Caless makes clear he is interested in not just leadership, which he observes happens at all ranks, but command: how and why the bosses make the decisions they do. Of course the paranoia, infighting, and distrust of outsiders seemingly universal to organizations, police in particular, are well documented:
[The Home Office] forget[s] that policy isn’t policing. They’re all very well in their remote ivory tower, handing down writ to us but they don’t have to get fucked trying to make it work. Too many of them wake up with an idea and fly down to us from the Planet Loony the same day, without testing it, thinking about it or knowing whether or not it’ll work. (p. 161)
The quotes (all anonymous) Caless selects make fabulous reading (as police quotes often do), not just because of their wit but also because of the level of emotion and depth the interviewees display. Of note are the fears, doubts, and insecurities that seem endemic to ranking police officers in England and Wales. Unless this is a national character trait, one must assume it is the more beneficial result of a professional training system for promoted officers that forces police officers to face criticism and take part in a formal decision-making process that demands accountability and justification for all command decisions. It is difficult to imagine such access and self-reflection from high-ranking police officers elsewhere. Certainly, it would be inconceivable in my country own, which lacks both a “Bramshill” (the National Policing Improvement Agency) and any organization of substance equivalent to the Association of Chief Police Officers, from which Caless finds his sample.
Because of this, some of the observations and conclusions of Policing at the Top are more rooted in locale than Caless may realize. This is not a criticism so much as an observation.

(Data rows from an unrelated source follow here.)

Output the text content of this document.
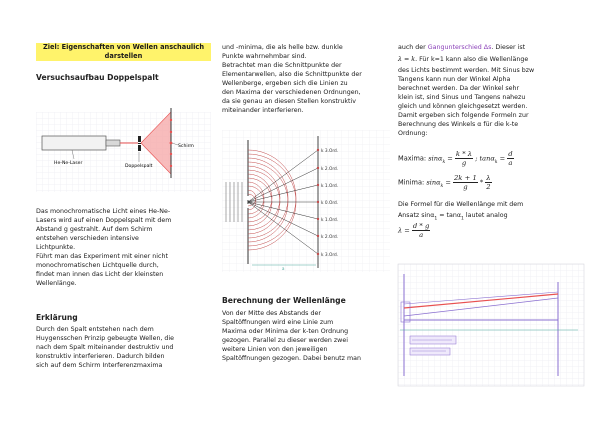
Ziel: Eigenschaften von Wellen anschaulich
darstellen
Versuchsaufbau Doppelspalt
He-Ne-Laser
Doppelspalt
Schirm
Das monochromatische Licht eines He-Ne-
Lasers wird auf einen Doppelspalt mit dem
Abstand g gestrahlt. Auf dem Schirm
entstehen verschieden intensive
Lichtpunkte.
Führt man das Experiment mit einer nicht
monochromatischen Lichtquelle durch,
findet man innen das Licht der kleinsten
Wellenlänge.
Erklärung
Durch den Spalt entstehen nach dem
Huygensschen Prinzip gebeugte Wellen, die
nach dem Spalt miteinander destruktiv und
konstruktiv interferieren. Dadurch bilden
sich auf dem Schirm Interferenzmaxima
und -minima, die als helle bzw. dunkle
Punkte wahrnehmbar sind.
Betrachtet man die Schnittpunkte der
Elementarwellen, also die Schnittpunkte der
Wellenberge, ergeben sich die Linien zu
den Maxima der verschiedenen Ordnungen,
da sie genau an diesen Stellen konstruktiv
miteinander interferieren.
a
k 3.Ord.
k 2.Ord.
k 1.Ord.
k 0.Ord.
k 1.Ord.
k 2.Ord.
k 3.Ord.
Berechnung der Wellenlänge
Von der Mitte des Abstands der
Spaltöffnungen wird eine Linie zum
Maxima oder Minima der k-ten Ordnung
gezogen. Parallel zu dieser werden zwei
weitere Linien von den jeweiligen
Spaltöffnungen gezogen. Dabei benutz man
auch der Gangunterschied Δs. Dieser ist
λ = k. Für k=1 kann also die Wellenlänge
des Lichts bestimmt werden. Mit Sinus bzw
Tangens kann nun der Winkel Alpha
berechnet werden. Da der Winkel sehr
klein ist, sind Sinus und Tangens nahezu
gleich und können gleichgesetzt werden.
Damit ergeben sich folgende Formeln zur
Berechnung des Winkels α für die k-te
Ordnung:
Maxima: $\sin\alpha_k = \frac{k * \lambda}{g}$ ; $\tan\alpha_k = \frac{d}{a}$
Minima: $\sin\alpha_k = \frac{2k + 1}{g} * \frac{\lambda}{2}$
Die Formel für die Wellenlänge mit dem
Ansatz sinα$_1$ = tanα$_1$ lautet analog
$\lambda = \frac{d * g}{a}$
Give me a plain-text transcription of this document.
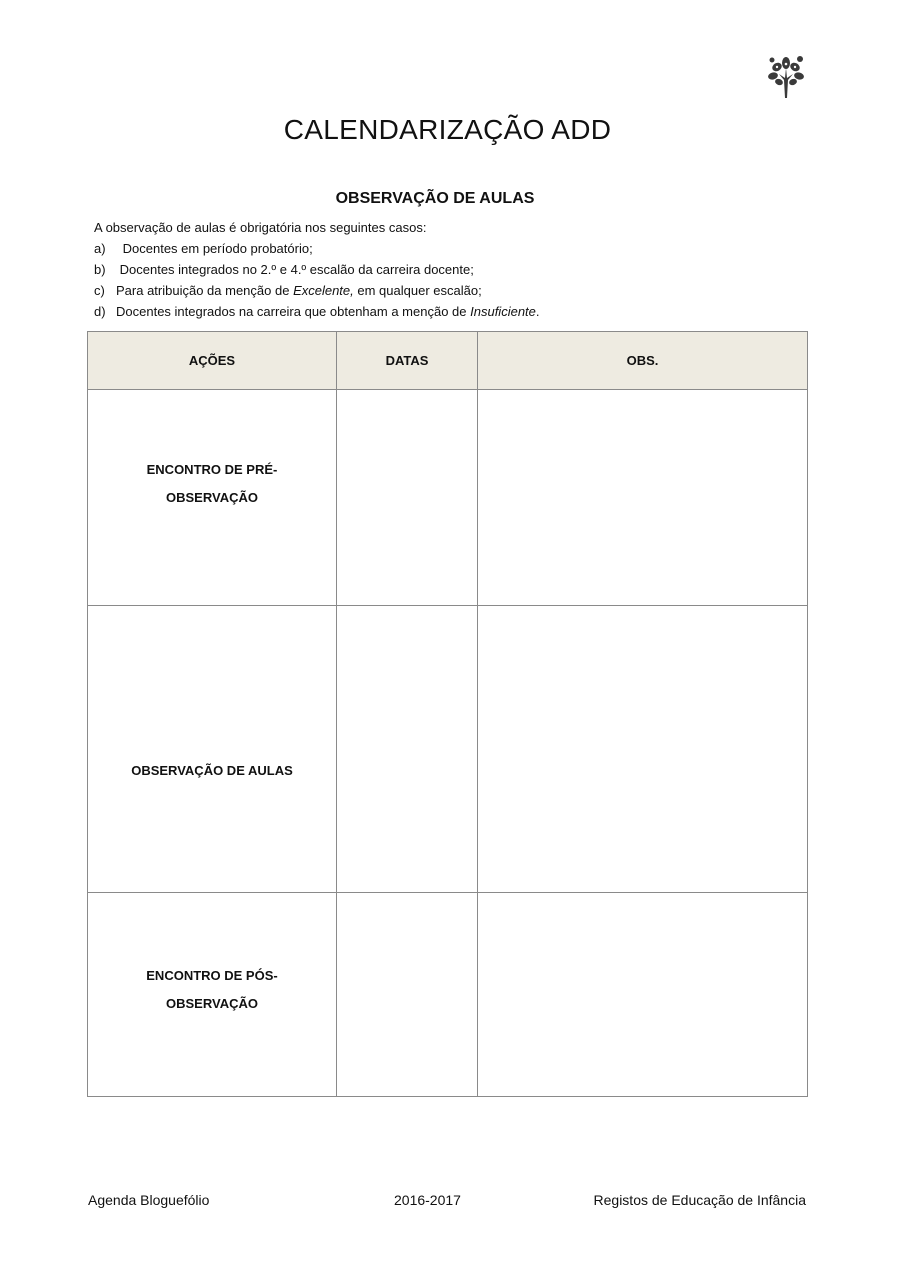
CALENDARIZAÇÃO ADD
OBSERVAÇÃO DE AULAS
A observação de aulas é obrigatória nos seguintes casos:
a) Docentes em período probatório;
b) Docentes integrados no 2.º e 4.º escalão da carreira docente;
c) Para atribuição da menção de Excelente, em qualquer escalão;
d) Docentes integrados na carreira que obtenham a menção de Insuficiente.
AÇÕES	DATAS	OBS.

ENCONTRO DE PRÉ-
OBSERVAÇÃO		

OBSERVAÇÃO DE AULAS		

ENCONTRO DE PÓS-
OBSERVAÇÃO		

Agenda Bloguefólio	2016-2017	Registos de Educação de Infância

A helpful glossary is provided to explain police acronyms, but a basic knowledge of policing in the United Kingdom is advisable so one understands the unique historical relationship in England and Wales between police and public; the importance, at least in theory, of “policing with consent”; the dual local and national control of 40–some independent police departments; the history of amalgamation; and, at least compared to the United States, the more politically liberal and socially tolerant nature of police brass vis-à-vis society and the rank and file in general. Caless does not attempt to explain these factors nor, in his defense, should he have to. Regardless, there is much for any intelligent reader (or even a dumb Yank) to learn and enjoy.
The book is divided into six chapters related to promotion, retention, leadership, relations with police authorities, the exclusive nature of policing, and a look toward the future. Caless chooses to avoid focusing on timely issues so the book, as he tells us, does not quickly become dated. But Policing at the Top is, for better and worse, firmly rooted in the present. Caless, for instance, seems to support a unified national police force and lateral entry into higher ranks (though he faithfully presents the various opinions of his respondents). Because these issues could likely become just as dated as any current event, I wish Caless had embraced timeliness in the interest of providing an accurate snapshot of police today (and one would have loved to know the officers’ thoughts on the 2011 riots, had the book been researched and written a year later).

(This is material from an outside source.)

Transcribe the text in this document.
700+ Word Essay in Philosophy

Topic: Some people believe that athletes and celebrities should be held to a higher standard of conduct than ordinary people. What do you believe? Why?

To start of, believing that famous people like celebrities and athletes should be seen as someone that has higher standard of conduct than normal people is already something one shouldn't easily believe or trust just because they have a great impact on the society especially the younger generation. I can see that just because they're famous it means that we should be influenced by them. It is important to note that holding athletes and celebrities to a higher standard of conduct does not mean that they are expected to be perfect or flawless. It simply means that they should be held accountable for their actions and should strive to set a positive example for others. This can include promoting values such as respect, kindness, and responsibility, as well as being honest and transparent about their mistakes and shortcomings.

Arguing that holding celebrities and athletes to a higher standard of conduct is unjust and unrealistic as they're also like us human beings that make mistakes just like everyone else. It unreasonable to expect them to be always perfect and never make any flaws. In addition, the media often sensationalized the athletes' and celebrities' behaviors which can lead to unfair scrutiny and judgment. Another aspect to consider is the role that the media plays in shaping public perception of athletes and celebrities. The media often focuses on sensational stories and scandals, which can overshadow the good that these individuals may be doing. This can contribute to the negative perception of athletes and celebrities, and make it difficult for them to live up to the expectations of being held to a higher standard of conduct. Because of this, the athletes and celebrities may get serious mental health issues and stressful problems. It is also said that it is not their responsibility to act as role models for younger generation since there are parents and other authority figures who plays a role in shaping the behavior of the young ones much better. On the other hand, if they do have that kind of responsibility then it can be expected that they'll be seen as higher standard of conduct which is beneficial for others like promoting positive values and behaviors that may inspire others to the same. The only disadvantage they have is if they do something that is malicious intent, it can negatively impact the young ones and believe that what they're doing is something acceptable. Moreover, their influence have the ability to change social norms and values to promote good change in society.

Caless’s access to the top ranks of policing more than justifies reading Policing at the Top. The accessibility of the writing opens the potential readership to students of all levels. Though the academic form may turn off the casual public, all readers will be rewarded with insight into policing, organization theory, and an understanding of police commanders who dedicate their workaholic lives to a proud tradition of public service.